In a move costing £26 million, which was approved by 38 votes to six, employees will pay 4% instead of 6% on their earnings capped at the monthly standard earnings limit of £4,558 until June 2021.
And self-employed Islanders will also benefit, paying 10.5% instead of 12.5% up to the limit. Those on average earnings in Jersey – about £780 per week – should benefit by around £600 over the nine months.
The measure is part of an overall £150 million package that was announced by ministers in July to help revive the economy as it emerges from the Covid-19 crisis and included the £100 ‘spend local’ voucher card scheme, which is launching this week.
A number of Members raised concerns that the cut to contributions, brought to the House by Social Security Minister Judy Martin, was not well targeted and that there was no guarantee Islanders would spend the extra money in the local economy.
Senator Kristina Moore opposed the move, pointing out that Islanders on higher incomes towards the upper level of the standard earnings limit cap would benefit most from it.
Deputy Kirsten Morel voted in favour of the proposal but said that he felt it was a ‘hit-and-hope’ measure, with no guarantee the extra money would not leak away from the local economy.
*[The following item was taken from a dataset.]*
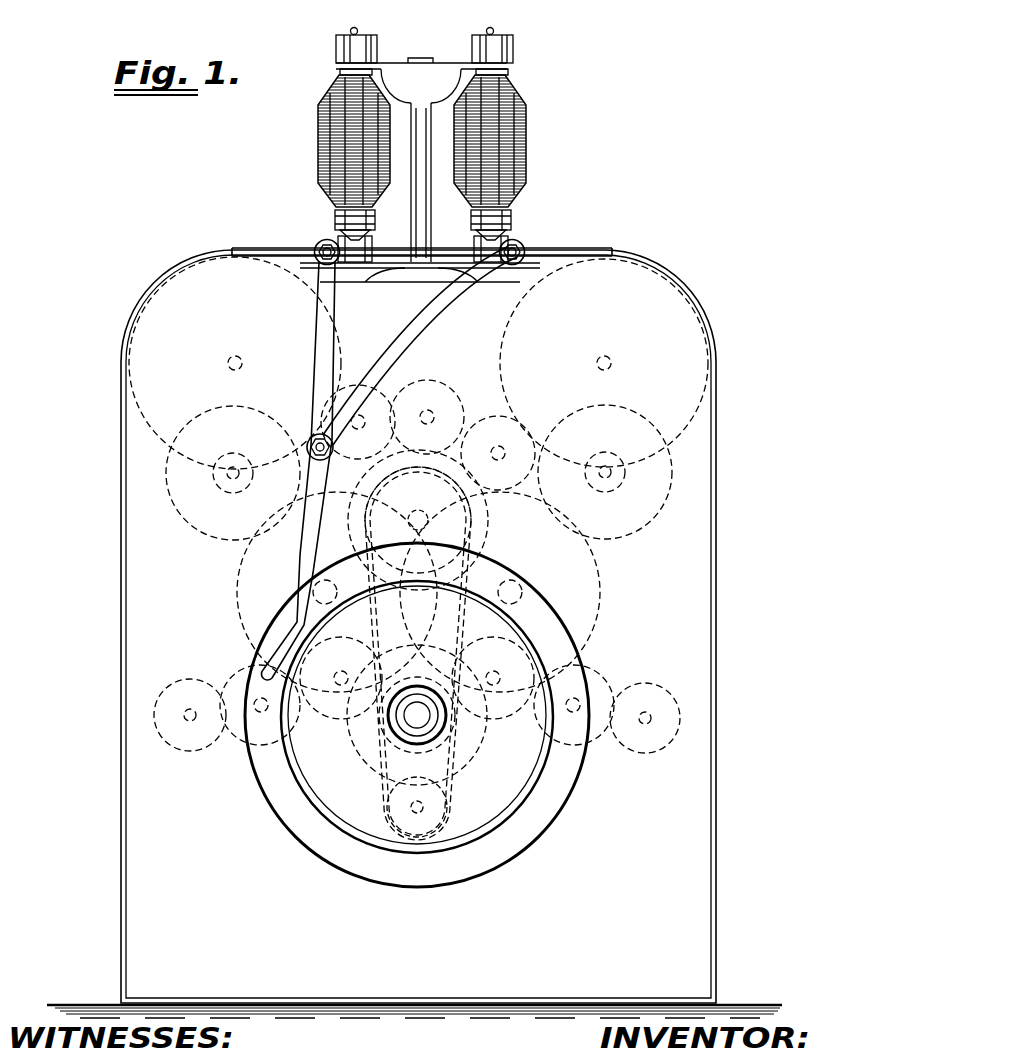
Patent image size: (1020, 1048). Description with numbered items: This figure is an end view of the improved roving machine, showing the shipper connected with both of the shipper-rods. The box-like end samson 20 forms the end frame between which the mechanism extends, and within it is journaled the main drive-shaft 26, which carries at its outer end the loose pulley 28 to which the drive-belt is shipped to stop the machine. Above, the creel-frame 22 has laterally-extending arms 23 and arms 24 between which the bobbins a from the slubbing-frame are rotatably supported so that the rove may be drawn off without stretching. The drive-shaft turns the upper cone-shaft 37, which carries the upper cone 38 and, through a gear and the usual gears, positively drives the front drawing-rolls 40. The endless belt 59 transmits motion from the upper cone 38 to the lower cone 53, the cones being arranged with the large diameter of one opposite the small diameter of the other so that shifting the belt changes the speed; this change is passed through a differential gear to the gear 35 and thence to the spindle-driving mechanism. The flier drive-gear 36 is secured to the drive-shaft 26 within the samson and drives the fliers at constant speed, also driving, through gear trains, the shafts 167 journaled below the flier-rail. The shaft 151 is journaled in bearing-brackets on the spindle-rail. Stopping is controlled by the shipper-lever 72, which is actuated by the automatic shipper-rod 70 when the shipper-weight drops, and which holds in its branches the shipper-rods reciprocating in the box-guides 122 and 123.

Members of the Reform Jersey party spoke in favour of the proposition, with Senator Sam Mézec saying that it would benefit those on lower incomes.
And Deputy Geoff Southern said he was confident the move ‘would put money in workers’ pockets’ but added that he was concerned about depletion of the Social Security Fund.
Deputy Jeremy Maçon said that the proposals were part of a range of measures that would benefit different groups in the Island.
Summing up the proposition, Assistant Social Security Minister Scott Wickenden said he believed Islanders would use the extra money to support each other.
‘If we don’t do something for supporting the economy now, the loss to the Social Security Fund could be even greater,’ he said.
‘We have seen over the Covid period how Islanders have gotten together and helped each other in so many ways.’
The six Members who voted against the proposal were: Deputies Steve Ahier and Jess Perchard, Constables John Le Bailly, Karen Shenton-Stone and Richard Vibert and Senator Kristina Moore.